The ideal bias network is an open circuit at all RF frequencies and zero impedance at DC. In practice, a bias choke (inductor or quarter-wave line) provides high impedance near the operating frequency, but its impedance varies wildly at other frequencies. The choke resonates with bypass capacitors, creating impedance peaks and nulls. At frequencies where the bias impedance is low (near-short), the MMIC sees a different effective load that may cause instability.
The multi-value bypass capacitor approach (1 pF + 10 pF + 100 pF + 1 nF + 100 nF) ensures that at every frequency, at least one capacitor provides low impedance to ground. This prevents the bias impedance from ever becoming low at RF frequencies. The capacitors should be placed in order of increasing value, with the smallest (highest frequency) closest to the MMIC pin.
Frequently Asked Questions
What choke inductance should I use?
For operating frequencies below 5 GHz: 10-30 nH chip inductor or 100-300 nH wirewound inductor. For 5-20 GHz: a quarter-wave high-impedance microstrip line (100 Ω, λ/4 at center frequency). Above 20 GHz: high-impedance transmission line or on-chip spiral inductor.
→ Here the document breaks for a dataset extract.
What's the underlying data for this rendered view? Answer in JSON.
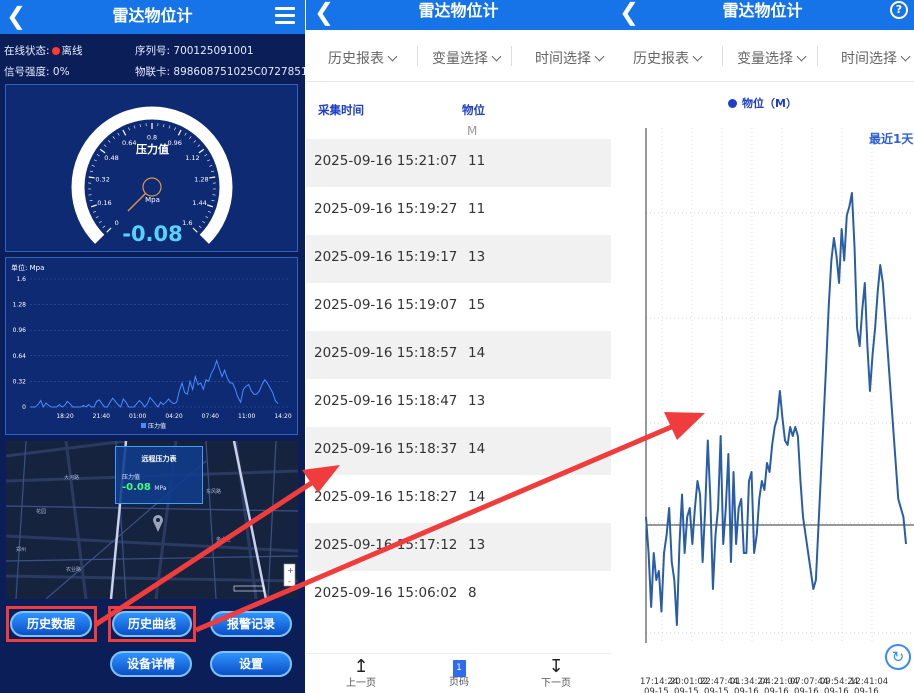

How do I find bias resonances?
Simulate the complete bias network impedance (choke + capacitors + PCB traces) versus frequency using a linear circuit simulator. Look for impedance nulls (near-short to ground at RF) at frequencies where the MMIC has gain. Add resistive damping at resonant frequencies.
Can the bias network affect gain flatness?
Yes. Bias network impedance variations modulate the transistor's operating point at different frequencies, causing gain ripple. A well-designed wideband bias network with flat impedance characteristics minimizes this effect. Electromagnetic simulation of the complete bias network including PCB traces reveals any resonances.